Employer sponsored group insurance programs can be provide the purchase of insurance policies on more favorable terms than can be purchased as an individual. The terms are more favorable when procured on a group basis because of:
- Economies of Scale;
- Reduced Commissions;
- Pooling of Underwriting Risks;
- Less Adverse Selection; and
- Tax Advantages.
An employee can purchase employer sponsored group insurance coverage at lower costs with reduced or guaranteed issue underwriting. An IRC 125 Cafeteria Program allows for certain personal expenditures to be paid with before-tax dollars. Employer sponsored group insurance policies might require continued employment as a pre-condition or may be portable after an employee retires or is terminates employment.

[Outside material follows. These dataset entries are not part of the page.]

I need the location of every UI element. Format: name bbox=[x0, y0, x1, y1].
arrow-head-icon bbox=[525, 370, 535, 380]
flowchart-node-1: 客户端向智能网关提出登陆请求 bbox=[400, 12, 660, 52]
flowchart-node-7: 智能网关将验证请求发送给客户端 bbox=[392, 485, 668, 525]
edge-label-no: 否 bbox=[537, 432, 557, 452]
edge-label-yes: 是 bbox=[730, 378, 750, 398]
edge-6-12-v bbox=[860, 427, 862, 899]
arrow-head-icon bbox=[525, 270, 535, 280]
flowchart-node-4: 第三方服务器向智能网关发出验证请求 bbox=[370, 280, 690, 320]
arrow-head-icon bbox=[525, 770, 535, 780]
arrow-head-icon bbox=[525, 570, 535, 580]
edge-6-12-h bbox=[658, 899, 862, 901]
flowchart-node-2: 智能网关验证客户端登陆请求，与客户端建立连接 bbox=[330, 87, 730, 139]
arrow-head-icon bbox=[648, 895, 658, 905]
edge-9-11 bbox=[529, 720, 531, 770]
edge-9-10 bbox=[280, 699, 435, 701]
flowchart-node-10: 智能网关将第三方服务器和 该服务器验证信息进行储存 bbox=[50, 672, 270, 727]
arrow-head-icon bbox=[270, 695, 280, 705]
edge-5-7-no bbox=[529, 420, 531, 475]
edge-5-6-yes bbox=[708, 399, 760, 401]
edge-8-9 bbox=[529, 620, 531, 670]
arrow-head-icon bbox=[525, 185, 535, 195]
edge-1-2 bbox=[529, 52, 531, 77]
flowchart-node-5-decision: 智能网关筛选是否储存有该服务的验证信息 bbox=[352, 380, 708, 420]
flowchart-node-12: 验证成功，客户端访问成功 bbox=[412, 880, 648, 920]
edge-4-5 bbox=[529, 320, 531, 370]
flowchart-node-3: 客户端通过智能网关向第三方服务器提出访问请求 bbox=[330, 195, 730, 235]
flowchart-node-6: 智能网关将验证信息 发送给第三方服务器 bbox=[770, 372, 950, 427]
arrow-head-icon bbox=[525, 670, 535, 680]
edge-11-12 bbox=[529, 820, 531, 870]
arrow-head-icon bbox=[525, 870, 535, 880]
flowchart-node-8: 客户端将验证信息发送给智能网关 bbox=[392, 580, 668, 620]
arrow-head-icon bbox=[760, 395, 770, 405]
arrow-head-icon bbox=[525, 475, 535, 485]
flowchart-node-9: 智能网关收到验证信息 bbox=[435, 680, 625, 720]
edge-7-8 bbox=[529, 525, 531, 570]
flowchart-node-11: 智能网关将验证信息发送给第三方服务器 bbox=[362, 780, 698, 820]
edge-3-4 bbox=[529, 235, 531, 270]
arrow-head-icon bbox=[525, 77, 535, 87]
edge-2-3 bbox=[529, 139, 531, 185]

A financial advisor can evaluate employer sponsored group insurance policies available through the workplace to take advantage of the more favorable terms from these insurance and financial products. Employer sponsored group insurance that can be obtained through the workplace include:
- Group term life insurance;
- Payroll deduction universal life insurance;
- Short-term and long-term disability insurance;
- Long term care insurance; and
- Group auto insurance.
Factors to consider when weighing your options are an individual’s insurability, product portability and expected tenure with an employer. A financial advisor can weigh the pros and cons of employer sponsored group insurance programs to determine their use with your overall financial plan.